In time, this pre-Roman pastoral ritual was superseded by the ceremony of ‘Lupercalia’ which came to be observed annually on February 15.
In ancient Greek mythology, the name Lupercalia was connected with the worship of Lycaean Pan, assumed to be a Greek equivalent to the Roman deity Faunus.
In Roman mythology, ‘Lupercus’ is the deity of shepherds.
The pagan celebration of Lupercalia was a fertility festival dedicated to Faunus, the Roman god of agriculture.
Although the Lupercalia survived the rise of Christianity, it was later outlawed by Pope Gelasius I at the end of the 5th Century as it was deemed ‘un-Christian’.
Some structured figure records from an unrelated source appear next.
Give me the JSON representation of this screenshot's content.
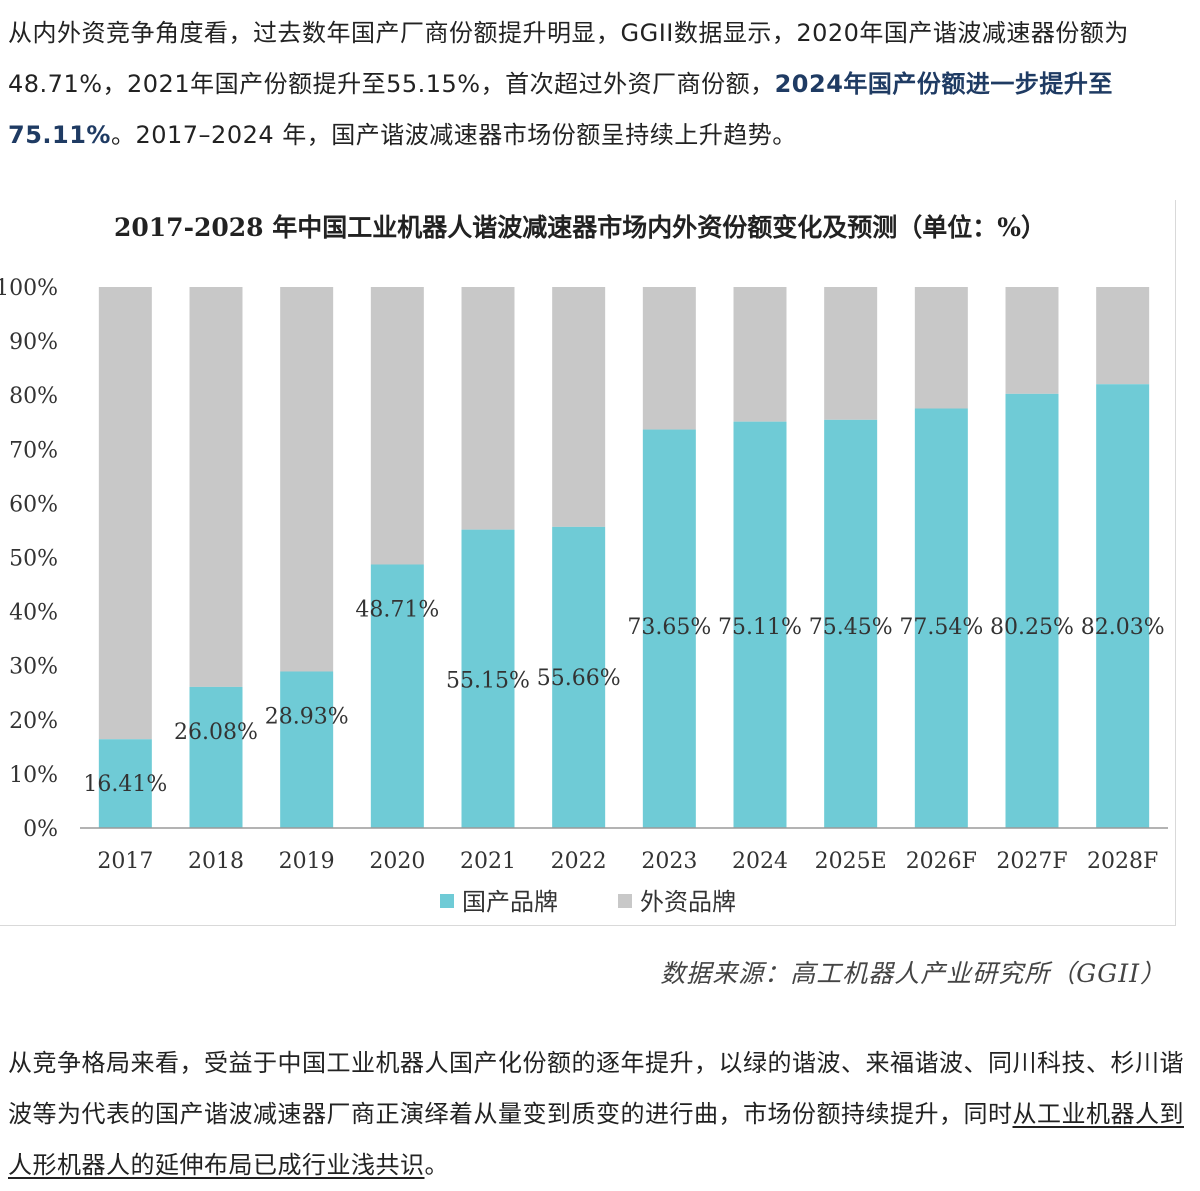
{
  "article": {
    "para1": {
      "seg1": "从内外资竞争角度看，过去数年国产厂商份额提升明显，GGII数据显示，2020年国产谐波减速器份额为48.71%，2021年国产份额提升至55.15%，首次超过外资厂商份额，",
      "highlight": "2024年国产份额进一步提升至75.11%",
      "seg2": "。2017–2024 年，国产谐波减速器市场份额呈持续上升趋势。"
    },
    "para2": {
      "seg1": "从竞争格局来看，受益于中国工业机器人国产化份额的逐年提升，以绿的谐波、来福谐波、同川科技、杉川谐波等为代表的国产谐波减速器厂商正演绎着从量变到质变的进行曲，市场份额持续提升，同时",
      "underline": "从工业机器人到人形机器人的延伸布局已成行业浅共识",
      "seg2": "。"
    }
  },
  "source": "数据来源：高工机器人产业研究所（GGII）",
  "colors": {
    "domestic": "#6fcbd6",
    "foreign": "#c8c8c8",
    "axis": "#9a9a9a",
    "text": "#333333",
    "highlight": "#1f3b63"
  },
  "chart_data": {
    "type": "bar",
    "stacked": true,
    "title": "2017-2028 年中国工业机器人谐波减速器市场内外资份额变化及预测（单位：%）",
    "categories": [
      "2017",
      "2018",
      "2019",
      "2020",
      "2021",
      "2022",
      "2023",
      "2024",
      "2025E",
      "2026F",
      "2027F",
      "2028F"
    ],
    "series": [
      {
        "name": "国产品牌",
        "values": [
          16.41,
          26.08,
          28.93,
          48.71,
          55.15,
          55.66,
          73.65,
          75.11,
          75.45,
          77.54,
          80.25,
          82.03
        ]
      },
      {
        "name": "外资品牌",
        "values": [
          83.59,
          73.92,
          71.07,
          51.29,
          44.85,
          44.34,
          26.35,
          24.89,
          24.55,
          22.46,
          19.75,
          17.97
        ]
      }
    ],
    "data_labels": [
      "16.41%",
      "26.08%",
      "28.93%",
      "48.71%",
      "55.15%",
      "55.66%",
      "73.65%",
      "75.11%",
      "75.45%",
      "77.54%",
      "80.25%",
      "82.03%"
    ],
    "yticks": [
      "0%",
      "10%",
      "20%",
      "30%",
      "40%",
      "50%",
      "60%",
      "70%",
      "80%",
      "90%",
      "100%"
    ],
    "ylim": [
      0,
      100
    ],
    "grid": false,
    "legend": "bottom-center"
  }
}
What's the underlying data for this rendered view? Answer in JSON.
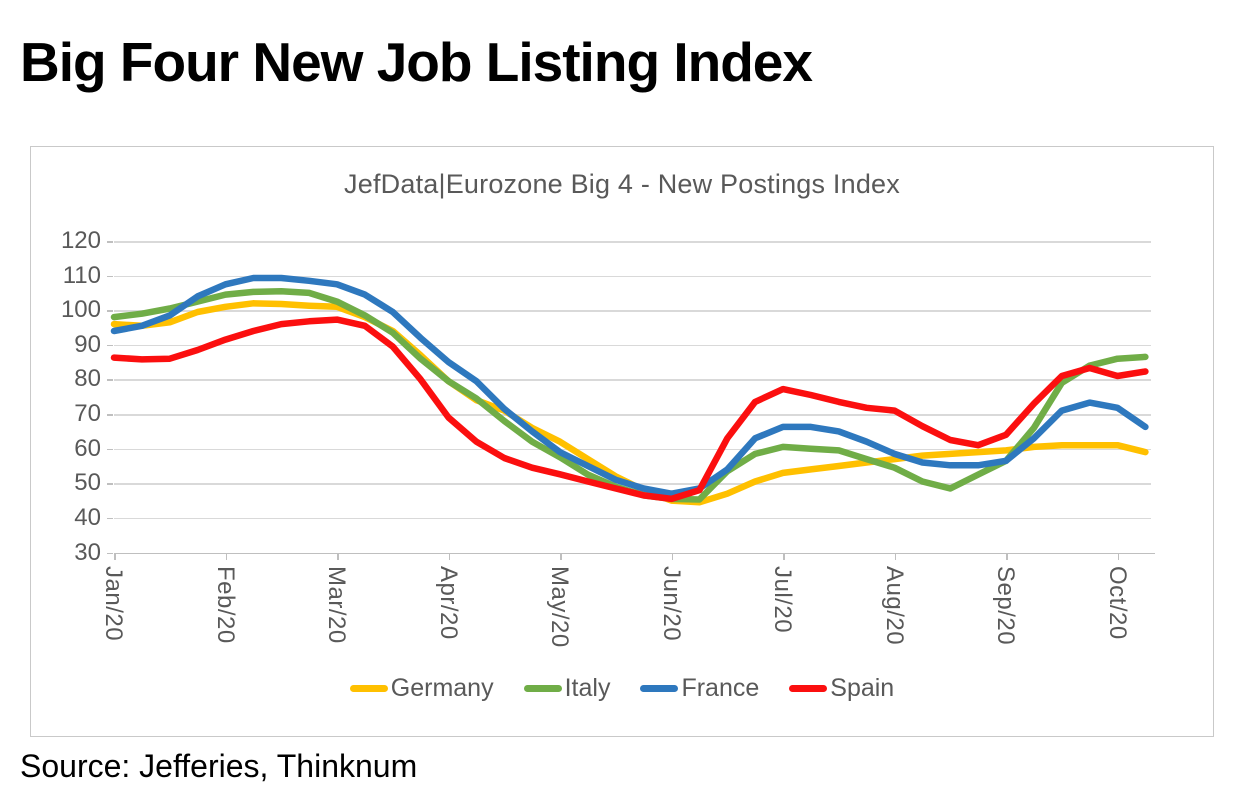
{
  "page": {
    "title": "Big Four New Job Listing Index",
    "source": "Source: Jefferies, Thinknum"
  },
  "chart_data": {
    "type": "line",
    "title": "JefData|Eurozone Big 4 - New Postings Index",
    "x_tick_labels": [
      "Jan/20",
      "Feb/20",
      "Mar/20",
      "Apr/20",
      "May/20",
      "Jun/20",
      "Jul/20",
      "Aug/20",
      "Sep/20",
      "Oct/20"
    ],
    "y_ticks": [
      120,
      110,
      100,
      90,
      80,
      70,
      60,
      50,
      40,
      30
    ],
    "ylim": [
      30,
      120
    ],
    "grid": true,
    "legend_position": "bottom",
    "x_unit": "months since Jan/20",
    "x_start": 0,
    "x_step": 0.25,
    "series": [
      {
        "name": "Germany",
        "color": "#FFC000",
        "values": [
          96,
          95.5,
          96.5,
          99.5,
          101,
          102,
          101.8,
          101.3,
          101,
          98,
          94,
          87,
          79.5,
          74,
          71,
          66,
          62,
          57,
          52,
          48,
          45,
          44.5,
          47,
          50.5,
          53,
          54,
          55,
          56,
          57,
          58,
          58.5,
          59,
          59.5,
          60.5,
          61,
          61,
          61,
          59
        ]
      },
      {
        "name": "Italy",
        "color": "#70AD47",
        "values": [
          98,
          99,
          100.5,
          102.5,
          104.5,
          105.3,
          105.5,
          105,
          102.5,
          98.5,
          93.5,
          86,
          79.5,
          74.5,
          68,
          62,
          57.5,
          52.5,
          49,
          46.5,
          45.5,
          45.3,
          53.5,
          58.5,
          60.5,
          60,
          59.5,
          57,
          54.5,
          50.5,
          48.5,
          52.5,
          56.5,
          66,
          79,
          84,
          86,
          86.5
        ]
      },
      {
        "name": "France",
        "color": "#2E78BE",
        "values": [
          94,
          95.5,
          98.5,
          104,
          107.5,
          109.3,
          109.3,
          108.5,
          107.5,
          104.5,
          99.5,
          92,
          85,
          79.5,
          71.5,
          65,
          59,
          55,
          51,
          48.5,
          47,
          48.5,
          54,
          63,
          66.3,
          66.3,
          65,
          62,
          58.5,
          56,
          55.2,
          55.2,
          56.5,
          63,
          71,
          73.3,
          71.8,
          66.3
        ]
      },
      {
        "name": "Spain",
        "color": "#FB0F0F",
        "values": [
          86.3,
          85.8,
          86,
          88.5,
          91.5,
          94,
          96,
          96.8,
          97.3,
          95.5,
          89.5,
          80,
          69,
          62,
          57.3,
          54.5,
          52.6,
          50.5,
          48.5,
          46.5,
          45.5,
          48,
          63,
          73.5,
          77.2,
          75.5,
          73.5,
          71.8,
          71,
          66.5,
          62.5,
          61,
          64,
          73,
          81,
          83.3,
          81,
          82.3
        ]
      }
    ]
  }
}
The Roman pagan ritual of ‘Saturnalia’ also celebrated on this day is well-described by Dan Brown in his novel Da Vinci’s Code, whereby the Vestal Virgins are raped as part of the ceremony.
It is also said that the Roman Emperor Claudius II, claiming that bachelors made better soldiers, is alleged to have prohibited marriage for young men to prevent them from avoiding the draft by marrying.
Emperor Claudius II executed two men both named Valentine on February 14 of different years in the 3rd Century AD.
Their martyrdom was honoured by the Catholic Church with the celebration of St Valentine’s Day.
It was only during Geoffrey Chaucer’s times in the High Middle Ages that the day first became associated with romantic love.
By the 15th Century, it had evolved into an occasion in which lovers expressed their love for each other by presenting flowers, offering confectionery and sending greeting cards (known as ‘Valentines’).
The tradition has cascaded down to all the countries in the world, including ours as seen by many of us found buying various gifts.